In the mother, serum bicarbonate concentration stabilized around 20 mmol/L sixteen hours after ICU admission. The patient had an uneventful recovery and was discharged on day 7. One month later, laboratory investigations in nonfasting conditions confirmed isolated glucosuria with normoglycemia and absence of ketonuria. The baby was discharged on day 42, with a normal physical and neurological examination.

3. Discussion

Only a few cases of severe starvation ketoacidosis have been reported during late pregnancy [1-5]. The pathophysiology is usually ascribed to a relative insulin resistance, an inadequacy of oral carbohydrate intake, and reduced hepatic glycogen stores [1, 3]. Severe maternal ketoacidosis may have serious consequences on the fetus. In addition to reducing uterine blood flow, increased levels of 3-hydroxybutyrate in the maternal circulation could result in fetal acidosis, reduced P_O2 , and increased lactate levels [6]. Impaired neuronal function or viability may occur.

Our case appears unusual for several reasons. First, ketoacidosis developed in a well-fed pregnant woman, after only a very short period of relative fasting (< 24 hours).

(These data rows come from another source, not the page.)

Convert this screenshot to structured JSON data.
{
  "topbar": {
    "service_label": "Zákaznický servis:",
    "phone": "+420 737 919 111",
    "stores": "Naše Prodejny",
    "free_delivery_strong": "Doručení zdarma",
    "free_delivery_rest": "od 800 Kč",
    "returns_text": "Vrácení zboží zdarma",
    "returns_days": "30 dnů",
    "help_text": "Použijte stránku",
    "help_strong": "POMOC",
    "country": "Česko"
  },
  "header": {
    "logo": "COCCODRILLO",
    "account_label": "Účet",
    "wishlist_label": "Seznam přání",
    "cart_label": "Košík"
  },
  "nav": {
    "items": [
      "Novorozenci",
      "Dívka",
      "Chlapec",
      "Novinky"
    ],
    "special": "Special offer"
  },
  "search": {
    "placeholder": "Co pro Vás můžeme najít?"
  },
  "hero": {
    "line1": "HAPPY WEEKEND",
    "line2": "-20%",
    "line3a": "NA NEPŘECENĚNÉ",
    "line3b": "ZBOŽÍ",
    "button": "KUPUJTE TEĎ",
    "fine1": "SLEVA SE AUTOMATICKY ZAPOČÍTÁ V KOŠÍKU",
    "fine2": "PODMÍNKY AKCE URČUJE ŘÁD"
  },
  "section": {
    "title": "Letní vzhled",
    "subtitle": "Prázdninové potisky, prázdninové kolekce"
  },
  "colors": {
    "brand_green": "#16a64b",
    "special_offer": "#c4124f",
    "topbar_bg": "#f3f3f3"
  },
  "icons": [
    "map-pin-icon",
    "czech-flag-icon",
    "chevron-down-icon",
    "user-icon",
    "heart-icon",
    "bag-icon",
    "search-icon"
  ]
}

Second, acidosis was much more severe than pH value reported in the literature data. In a recent review on pregnant women presenting ketoacidosis during the last trimester, the extreme arterial pH values ranged from 7.02 to 7.31, with serum bicarbonate ranging between 3.7 and 13.7 mmol/L (average 8.6 mmol/L) [1]. In most of the cases (10/11), however, maternal arterial pH remained above 7.19. Our patient had one of the lowest published bicarbonate and PCO₂ values despite the very short prodromic period. It is important to mention that the fetal death case report was associated with a very low maternal arterial pH (7.02) [7].

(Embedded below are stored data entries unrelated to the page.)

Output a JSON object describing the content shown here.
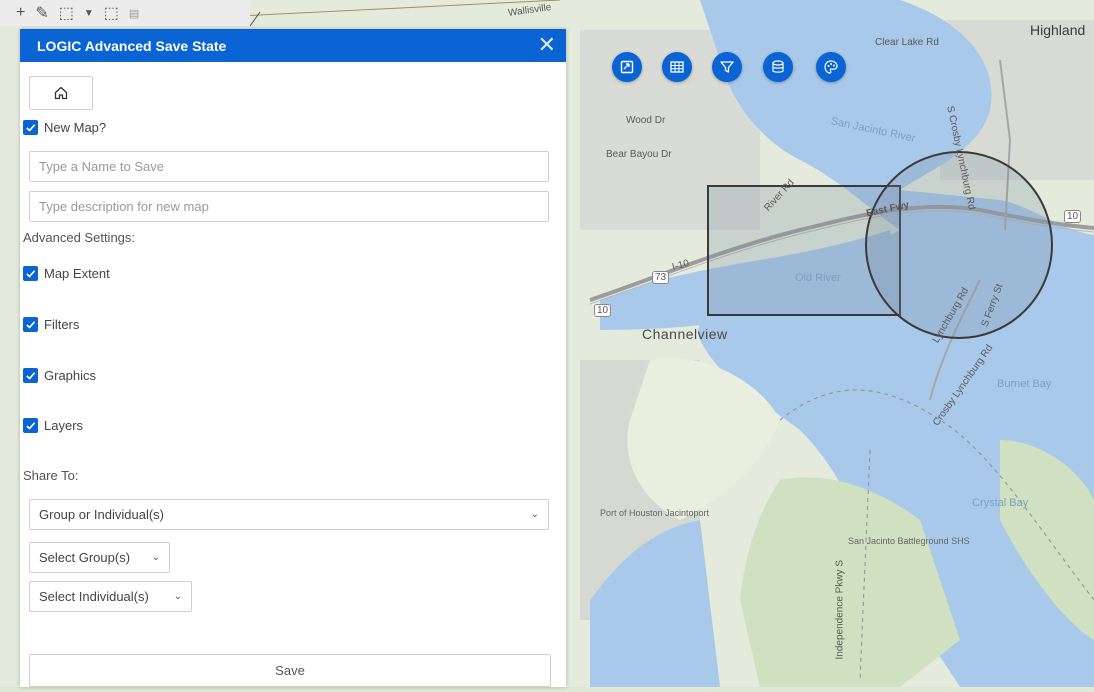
{
  "toolbar": {
    "tool_icons": [
      "plus-icon",
      "pencil-icon",
      "select-rect-icon",
      "caret-down-icon",
      "select-pointer-icon",
      "legend-icon"
    ]
  },
  "map": {
    "labels": {
      "highlands": "Highland",
      "clear_lake_rd": "Clear Lake Rd",
      "wood_dr": "Wood Dr",
      "bear_bayou_dr": "Bear Bayou Dr",
      "san_jacinto_river": "San Jacinto River",
      "crosby_lynchburg_rd_north": "S Crosby Lynchburg Rd",
      "east_fwy": "East Fwy",
      "old_river": "Old River",
      "i10": "I-10",
      "i10_shield_left": "10",
      "i10_shield_right": "10",
      "sh73": "73",
      "river_rd": "River Rd",
      "lynchburg_rd": "Lynchburg Rd",
      "s_ferry_st": "S Ferry St",
      "channelview": "Channelview",
      "crosby_lynchburg_rd_south": "Crosby Lynchburg Rd",
      "burnet_bay": "Burnet Bay",
      "crystal_bay": "Crystal Bay",
      "port_of_houston": "Port of Houston Jacintoport",
      "san_jacinto_battleground": "San Jacinto Battleground SHS",
      "independence_pkwy": "Independence Pkwy S",
      "wallisville": "Wallisville"
    },
    "tool_buttons": [
      {
        "name": "save-state-button",
        "icon": "bookmark-icon"
      },
      {
        "name": "table-button",
        "icon": "table-icon"
      },
      {
        "name": "filter-button",
        "icon": "filter-icon"
      },
      {
        "name": "layers-db-button",
        "icon": "database-icon"
      },
      {
        "name": "style-button",
        "icon": "palette-icon"
      }
    ]
  },
  "panel": {
    "title": "LOGIC Advanced Save State",
    "close_icon": "close-icon",
    "home_icon": "home-icon",
    "new_map_label": "New Map?",
    "new_map_checked": true,
    "name_placeholder": "Type a Name to Save",
    "name_value": "",
    "description_placeholder": "Type description for new map",
    "description_value": "",
    "advanced_settings_label": "Advanced Settings:",
    "settings": [
      {
        "label": "Map Extent",
        "checked": true
      },
      {
        "label": "Filters",
        "checked": true
      },
      {
        "label": "Graphics",
        "checked": true
      },
      {
        "label": "Layers",
        "checked": true
      }
    ],
    "share_to_label": "Share To:",
    "share_select": "Group or Individual(s)",
    "group_select": "Select Group(s)",
    "individual_select": "Select Individual(s)",
    "save_label": "Save"
  },
  "colors": {
    "accent": "#0a64d4",
    "water": "#a9c9ea",
    "land": "#e2ead9",
    "park": "#cfe1c0"
  }
}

A differential diagnosis with a toxic cause has been considered. Among the medications that may exacerbate starvation ketoacidosis in pregnancy, bêta-agonists used as tocolytics may increase lipolysis, gluconeogenesis, and glycogenolysis [1]. Our patient was not administered bêta-agonists and did not receive high doses of corticosteroids (intramuscular betamethasone) until after presentation which would have exacerbated rather than precipitated the problem. The role of paracetamol toxicity is more complex. Indeed, the differential diagnosis of unexplained metabolic acidosis with increased anion gap should also include pyroglutamic acidemia [8]. Pyroglutamic acid is an intermediate of the γ -glutamyl cycle, which is involved in the transport of amino acids across the cell membrane and in the synthesis of glutathione. Acquired pyroglutamic metabolic acidosis was described in adults in association with critical illness, but also in malnourished patients in the context of therapeutic use of paracetamol. The mechanism is unclear but seems to be associated with glutathione deficiency. In the present observation, there was only a slight increase in pyroglutamic acidemia that could certainly not explain the high anion gap metabolic acidosis.

Third, a possible relationship has to be discussed between starvation ketoacidosis and the preexisting muscular dystrophy and glucosuria. Starvation ketoacidosis was described in two patients who were suffering from the Duchenne muscular dystrophy [9, 10]. However, one patient had a history of type 2 diabetes, and the other had a long-lasting history of dysphagia and malnutrition. Nevertheless, a reduced muscle mass may cause a deficiency of substrate for gluconeogenesis. The role of glucosuria appeared prominent in our patient. It has to be remembered that approximately 180 grams of glucose per day enter the tubular system of the kidneys in a healthy individual with normoglycemia, which is equivalent to approximately one-third of the total energy consumed by the human body. An almost complete renal reabsorption is the rule in healthy adults.

The treatment of starvation ketoacidosis should be mainly based on glucose administration (and insulin if needed). The use of large amounts of sodium bicarbonate may expose to the risk of overshooting metabolic alkalosis, which is a well-known complication of the refeeding syndrome [11].

In conclusion, although familial renal glucosuria may be considered as a benign disorder, it may have precipitated pregnancy-related starvation ketoacidosis in a patient with limited capacity for gluconeogenesis due to congenital muscular dystrophy.